The fight scenes were pathetic. Sure, the "minion" villains known as The Hidden were cool. But the fighting scenes with them did not excite me. In action movies, nothing's new these days when it comes to fight scenes. But one should at least make it either interesting or at least sensible for the audiences to get a sense of response. Many of the fight scenes in this movie makes you end up mumbling "Huh?", "What?!" or "Anu tu ya kuno?!" It's as if some characters were too dumb to stand and wait for a punch to hit them. Giving it credit, the film does make the effort to breakthrough with some kind of originality (with scenes like how he beat his enemy made out of the wind), the problem is, they don’t really convince me, as far as I’m concerned anyway.
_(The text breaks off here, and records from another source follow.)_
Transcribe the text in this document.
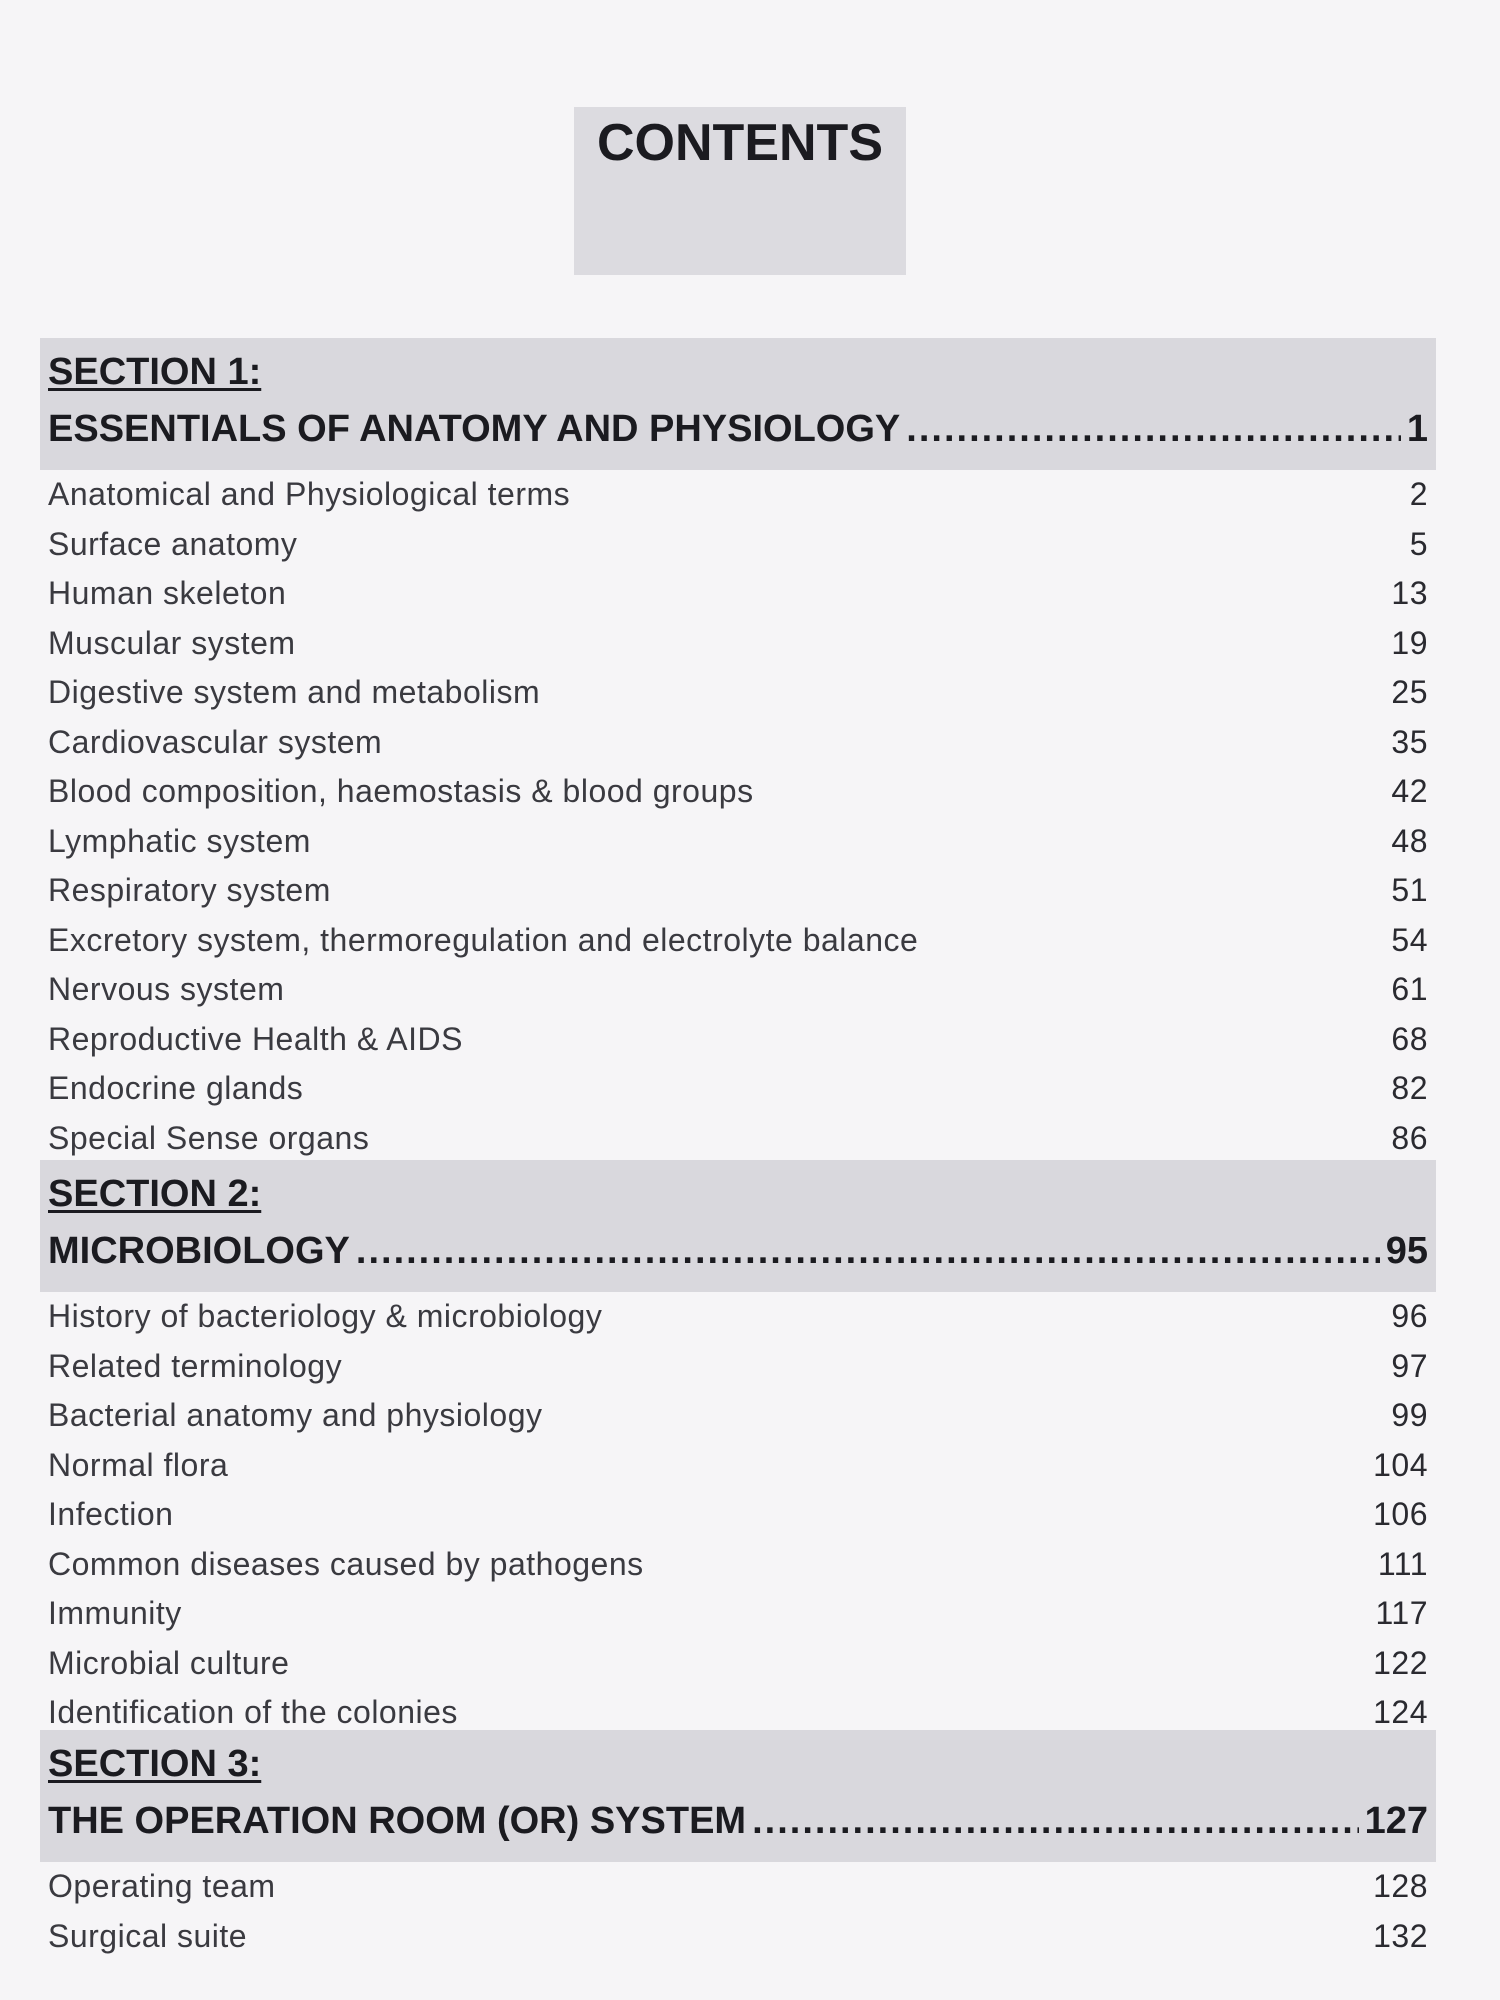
CONTENTS
SECTION 1:
ESSENTIALS OF ANATOMY AND PHYSIOLOGY .....	1
Anatomical and Physiological terms	2
Surface anatomy	5
Human skeleton	13
Muscular system	19
Digestive system and metabolism	25
Cardiovascular system	35
Blood composition, haemostasis & blood groups	42
Lymphatic system	48
Respiratory system	51
Excretory system, thermoregulation and electrolyte balance	54
Nervous system	61
Reproductive Health & AIDS	68
Endocrine glands	82
Special Sense organs	86
SECTION 2:
MICROBIOLOGY .....	95
History of bacteriology & microbiology	96
Related terminology	97
Bacterial anatomy and physiology	99
Normal flora	104
Infection	106
Common diseases caused by pathogens	111
Immunity	117
Microbial culture	122
Identification of the colonies	124
SECTION 3:
THE OPERATION ROOM (OR) SYSTEM .....	127
Operating team	128
Surgical suite	132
CGI or Computer animation is this movie's main Ace card. The thing which it heavily relies to. But one should not really be strict in CGI judgment because in the long run, this technology will get old. It is actually how a film uses its technology to create a good movie. Ghost Rider may have fabulous CGI, but there isn’t too much innovative and impressive scenes for it to be a step ahead of the usual eye candy.

I cannot deny that there were moments when this movie made me laugh and cheer. But overall, it was a failure, that will stand aside other disappointing classics such as Blade Trinity, Daredevil, and a bit better than that awful Spawn movie adaptation. Oh well, I hope a sequel with a new director could redeem it.